Consistency and Provability Workshop

The Consistency and Provability workshop will take place on Monday, April 27, in the afternoon at the University of Bern. The exact time and location is to be announced.

Schedule

Time Speaker Title
14:00-14:45 Sergei Artemov, City University of New York Two Models of Consistency: A New Foundational Landscape
14:45-15:00 Coffee Break
15:00-15:45 Elijah Gadsby, City University of New York Selector Proofs and Hierarchies of Logical Strength
15:45-16:00 Coffee Break
16:00-16:45 Borja Sierra Miranda, University of Bern TBA

Abstracts

Two Models of Consistency: A New Foundational Landscape

Sergei Artemov

Hilbert's consistency program was largely abandoned in the 1930s when Gödel Second Incompleteness Theorem, G2, was interpreted as yielding the paradigmatic Unprovability of Consistency Thesis, UCT: “There exists no consistency proof of a system that can be formalized in the system itself” (Encyclopaedia Britannica).

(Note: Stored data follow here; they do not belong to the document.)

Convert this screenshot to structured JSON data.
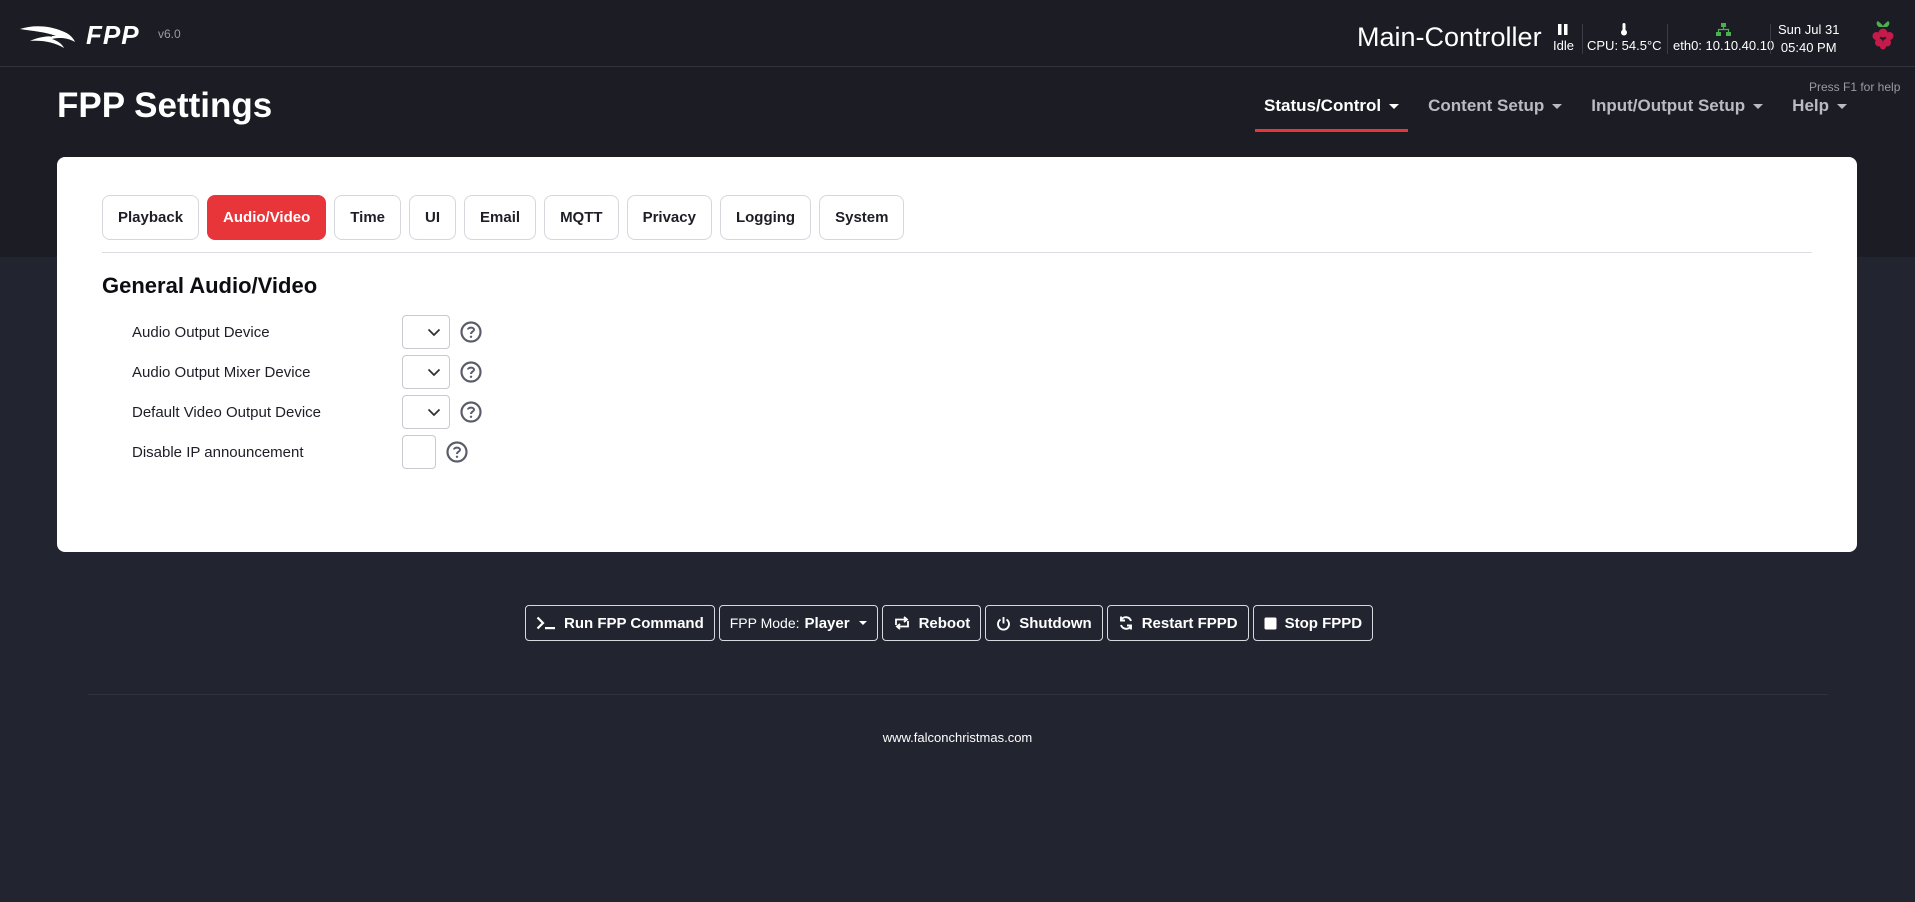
{
  "app": {
    "logo_text": "FPP",
    "version": "v6.0",
    "hostname": "Main-Controller",
    "page_title": "FPP Settings",
    "help_hint": "Press F1 for help"
  },
  "status": {
    "state": "Idle",
    "cpu": "CPU: 54.5°C",
    "network": "eth0: 10.10.40.10",
    "date": "Sun Jul 31",
    "time": "05:40 PM"
  },
  "nav": {
    "items": [
      {
        "label": "Status/Control",
        "active": true
      },
      {
        "label": "Content Setup",
        "active": false
      },
      {
        "label": "Input/Output Setup",
        "active": false
      },
      {
        "label": "Help",
        "active": false
      }
    ]
  },
  "tabs": [
    {
      "label": "Playback",
      "active": false
    },
    {
      "label": "Audio/Video",
      "active": true
    },
    {
      "label": "Time",
      "active": false
    },
    {
      "label": "UI",
      "active": false
    },
    {
      "label": "Email",
      "active": false
    },
    {
      "label": "MQTT",
      "active": false
    },
    {
      "label": "Privacy",
      "active": false
    },
    {
      "label": "Logging",
      "active": false
    },
    {
      "label": "System",
      "active": false
    }
  ],
  "section": {
    "title": "General Audio/Video",
    "settings": [
      {
        "label": "Audio Output Device",
        "control": "select",
        "value": ""
      },
      {
        "label": "Audio Output Mixer Device",
        "control": "select",
        "value": ""
      },
      {
        "label": "Default Video Output Device",
        "control": "select",
        "value": ""
      },
      {
        "label": "Disable IP announcement",
        "control": "checkbox",
        "checked": false
      }
    ]
  },
  "actions": {
    "run_command": "Run FPP Command",
    "mode_label": "FPP Mode:",
    "mode_value": "Player",
    "reboot": "Reboot",
    "shutdown": "Shutdown",
    "restart": "Restart FPPD",
    "stop": "Stop FPPD"
  },
  "footer": {
    "link": "www.falconchristmas.com"
  },
  "colors": {
    "accent": "#e8353a",
    "header_bg": "#1b1c24",
    "page_bg": "#222430",
    "network_icon": "#4caf50"
  },
  "icons": {
    "logo": "falcon-logo-icon",
    "state": "pause-icon",
    "cpu": "thermometer-icon",
    "network": "network-icon",
    "board": "raspberry-pi-icon",
    "help": "question-circle-icon"
  }
}
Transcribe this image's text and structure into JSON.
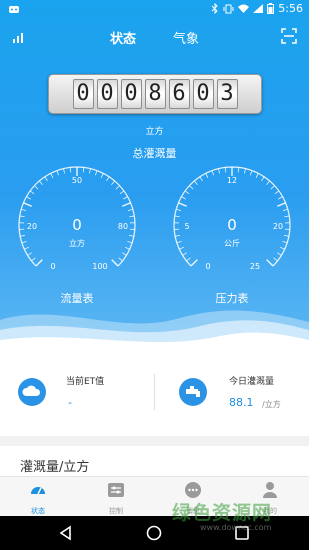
{
  "status_bar": {
    "time": "5:56"
  },
  "header": {
    "tabs": [
      {
        "label": "状态",
        "active": true
      },
      {
        "label": "气象",
        "active": false
      }
    ]
  },
  "counter": {
    "digits": [
      "0",
      "0",
      "0",
      "8",
      "6",
      "0",
      "3"
    ],
    "unit": "立方",
    "label": "总灌溉量"
  },
  "gauges": [
    {
      "name": "流量表",
      "value": "0",
      "unit": "立方",
      "ticks": [
        "0",
        "20",
        "50",
        "80",
        "100"
      ]
    },
    {
      "name": "压力表",
      "value": "0",
      "unit": "公斤",
      "ticks": [
        "0",
        "5",
        "12",
        "20",
        "25"
      ]
    }
  ],
  "info": {
    "et": {
      "label": "当前ET值",
      "value": "-"
    },
    "today": {
      "label": "今日灌溉量",
      "value": "88.1",
      "unit": "/立方"
    }
  },
  "section": {
    "title": "灌溉量/立方"
  },
  "bottom_nav": [
    {
      "label": "状态",
      "icon": "gauge-icon",
      "active": true
    },
    {
      "label": "控制",
      "icon": "control-icon",
      "active": false
    },
    {
      "label": "消息",
      "icon": "message-icon",
      "active": false
    },
    {
      "label": "我的",
      "icon": "user-icon",
      "active": false
    }
  ],
  "watermark": {
    "text": "绿色资源网",
    "url": "www.downcc.com"
  },
  "colors": {
    "primary": "#1aa3ee",
    "accent": "#1f8fe0"
  }
}
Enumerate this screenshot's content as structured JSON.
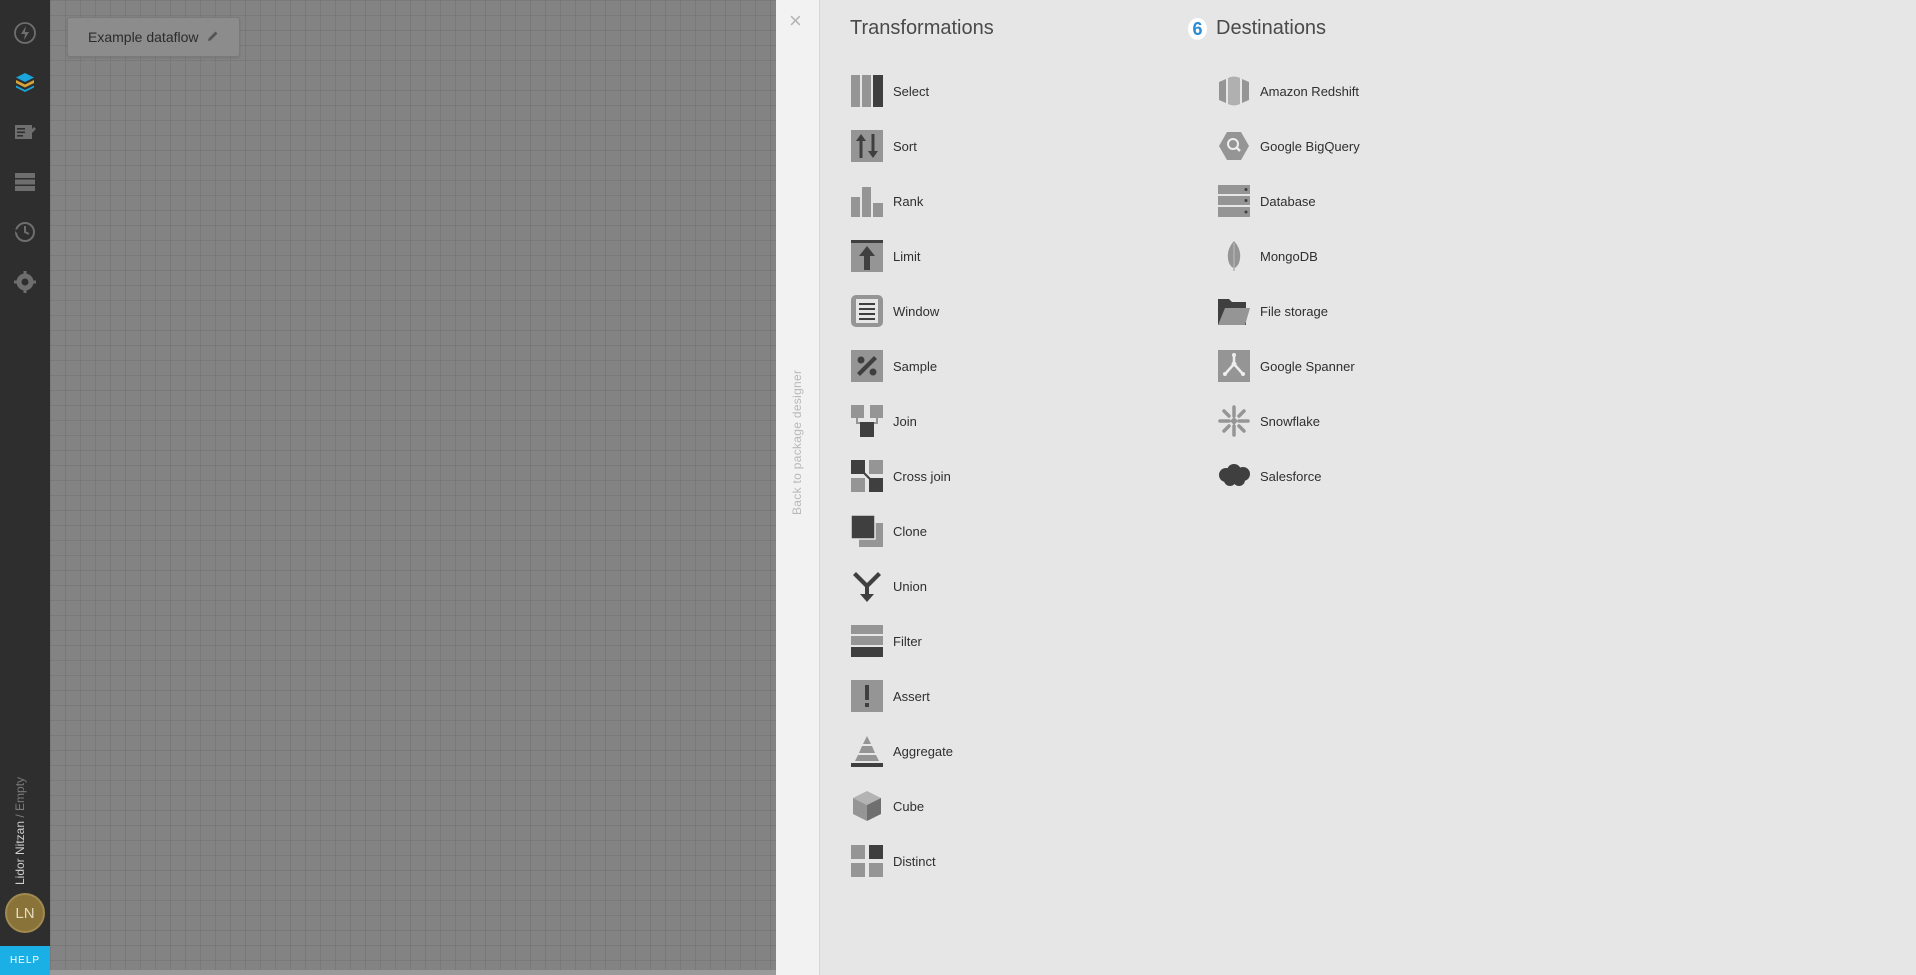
{
  "sidebar": {
    "icons": [
      "lightning-icon",
      "packages-icon",
      "jobs-icon",
      "connections-icon",
      "schedules-icon",
      "settings-icon"
    ],
    "user": {
      "name": "Lidor Nitzan",
      "workspace": "Empty",
      "initials": "LN",
      "avatar_color": "#8a7338"
    },
    "help_label": "HELP",
    "help_color": "#1ab0e6"
  },
  "canvas": {
    "dataflow_name": "Example dataflow"
  },
  "panel": {
    "close_glyph": "×",
    "back_label": "Back to package designer",
    "transformations_title": "Transformations",
    "step_number": "6",
    "destinations_title": "Destinations",
    "transformations": [
      {
        "label": "Select",
        "icon": "select-icon"
      },
      {
        "label": "Sort",
        "icon": "sort-icon"
      },
      {
        "label": "Rank",
        "icon": "rank-icon"
      },
      {
        "label": "Limit",
        "icon": "limit-icon"
      },
      {
        "label": "Window",
        "icon": "window-icon"
      },
      {
        "label": "Sample",
        "icon": "sample-icon"
      },
      {
        "label": "Join",
        "icon": "join-icon"
      },
      {
        "label": "Cross join",
        "icon": "cross-join-icon"
      },
      {
        "label": "Clone",
        "icon": "clone-icon"
      },
      {
        "label": "Union",
        "icon": "union-icon"
      },
      {
        "label": "Filter",
        "icon": "filter-icon"
      },
      {
        "label": "Assert",
        "icon": "assert-icon"
      },
      {
        "label": "Aggregate",
        "icon": "aggregate-icon"
      },
      {
        "label": "Cube",
        "icon": "cube-icon"
      },
      {
        "label": "Distinct",
        "icon": "distinct-icon"
      }
    ],
    "destinations": [
      {
        "label": "Amazon Redshift",
        "icon": "redshift-icon"
      },
      {
        "label": "Google BigQuery",
        "icon": "bigquery-icon"
      },
      {
        "label": "Database",
        "icon": "database-icon"
      },
      {
        "label": "MongoDB",
        "icon": "mongodb-icon"
      },
      {
        "label": "File storage",
        "icon": "file-storage-icon"
      },
      {
        "label": "Google Spanner",
        "icon": "spanner-icon"
      },
      {
        "label": "Snowflake",
        "icon": "snowflake-icon"
      },
      {
        "label": "Salesforce",
        "icon": "salesforce-icon"
      }
    ]
  },
  "colors": {
    "accent": "#2a8bd6",
    "nav_background": "#2e2e2e",
    "canvas_background": "#838383",
    "panel_background": "#e6e6e6",
    "icon_dark": "#3f3f3f",
    "icon_light": "#959595"
  }
}
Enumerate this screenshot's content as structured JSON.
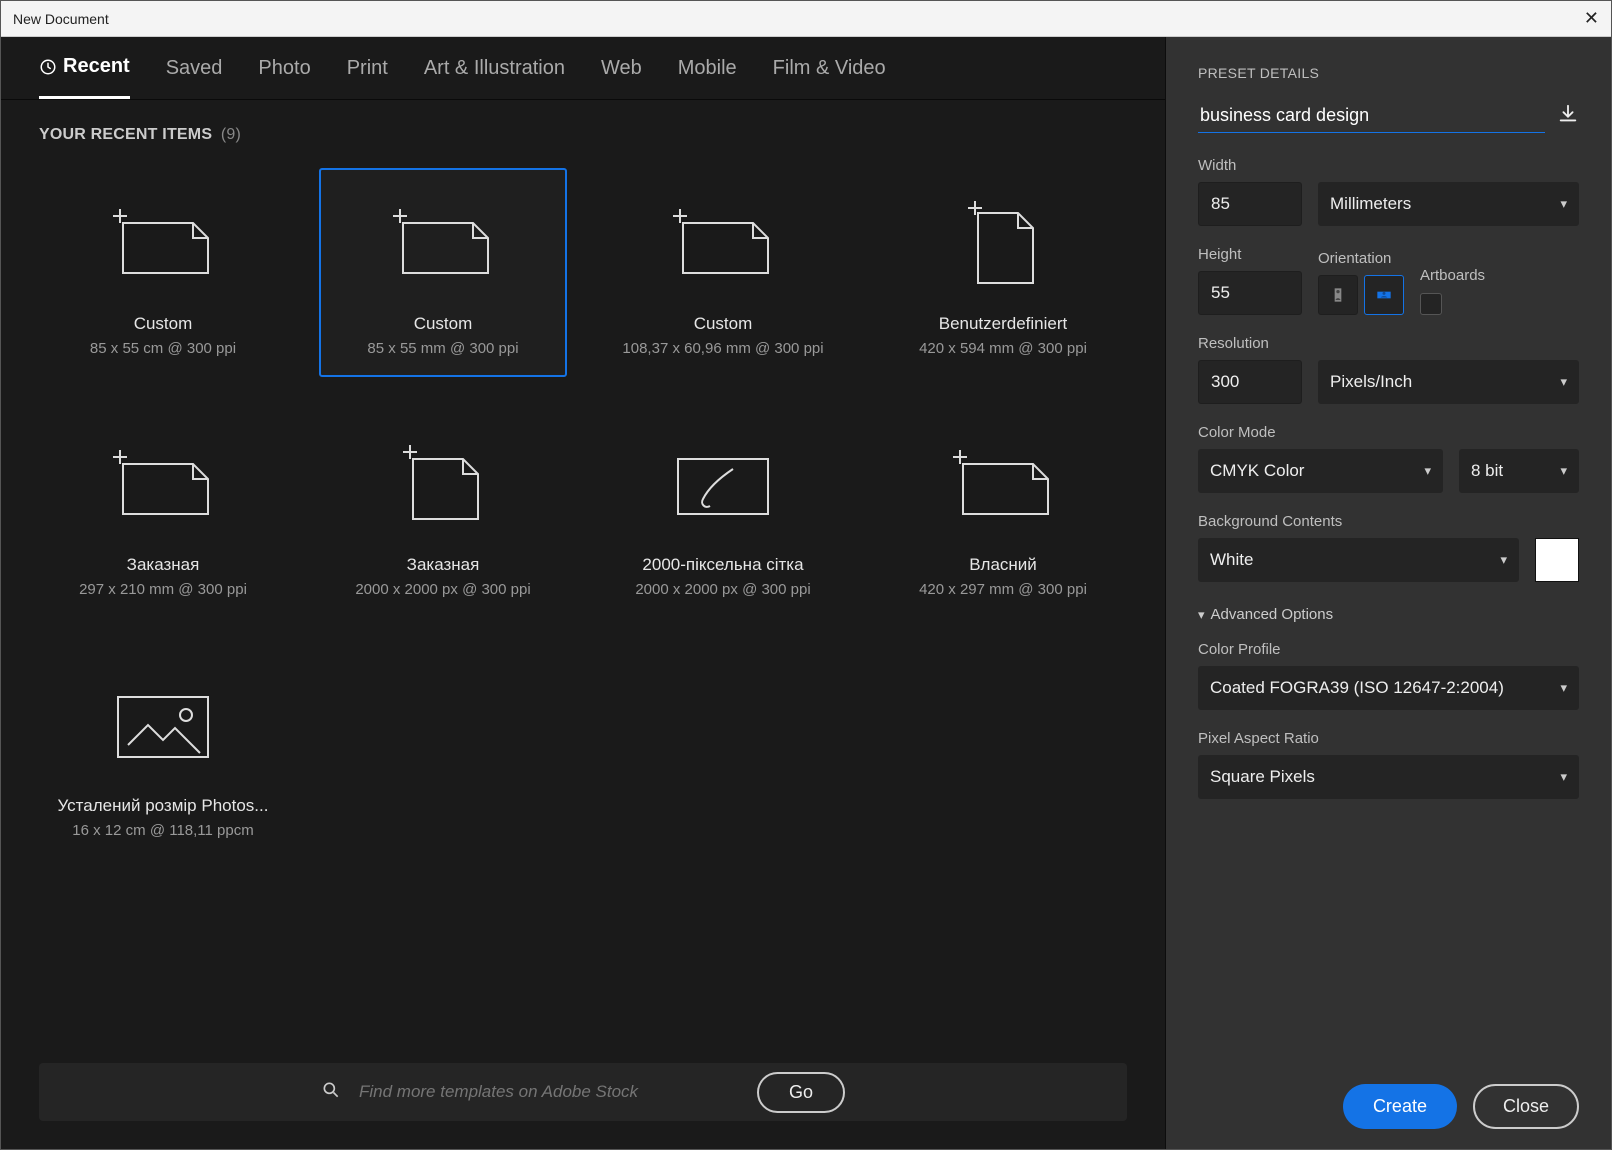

We show that the Gödelian model was a non-equivalent redefinition of Hilbert's original, serial definition of consistency. We offer a proof of Hilbert's consistency of Peano Arithmetic PA, formalizable in PA. This renders the UCT false in its “naïve” form and removes the perceived logical barrier to self-verifying AI and Automated Theorem Proving.

By distinguishing between the Gödelian model (essential for comparing the strength of theories) and the Hilbertian model (designed for internal self-verification), we propose a balanced foundational landscape. This shift allows autonomous reasoning systems to move from a paradigm of blind trust to one of rigorous, internal formal verification.

Selector Proofs and Hierarchies of Logical Strength

Elijah Gadsby

The notion of selector proof was introduced by Artemov as part of his analysis of consistency and the formalisation of metamathematics. Contrary to the case with "standard" provability, theories can selector prove their own consistency.

We will explore various technical results concerning selector proofs and show how they interact with traditional proof-theoretic notions such as relative consistency, proof-theoretic ordinals, and provably-recursive functions. Along the way, a characterisation of the selector-provable formulas of Peano Arithmetic will be provided.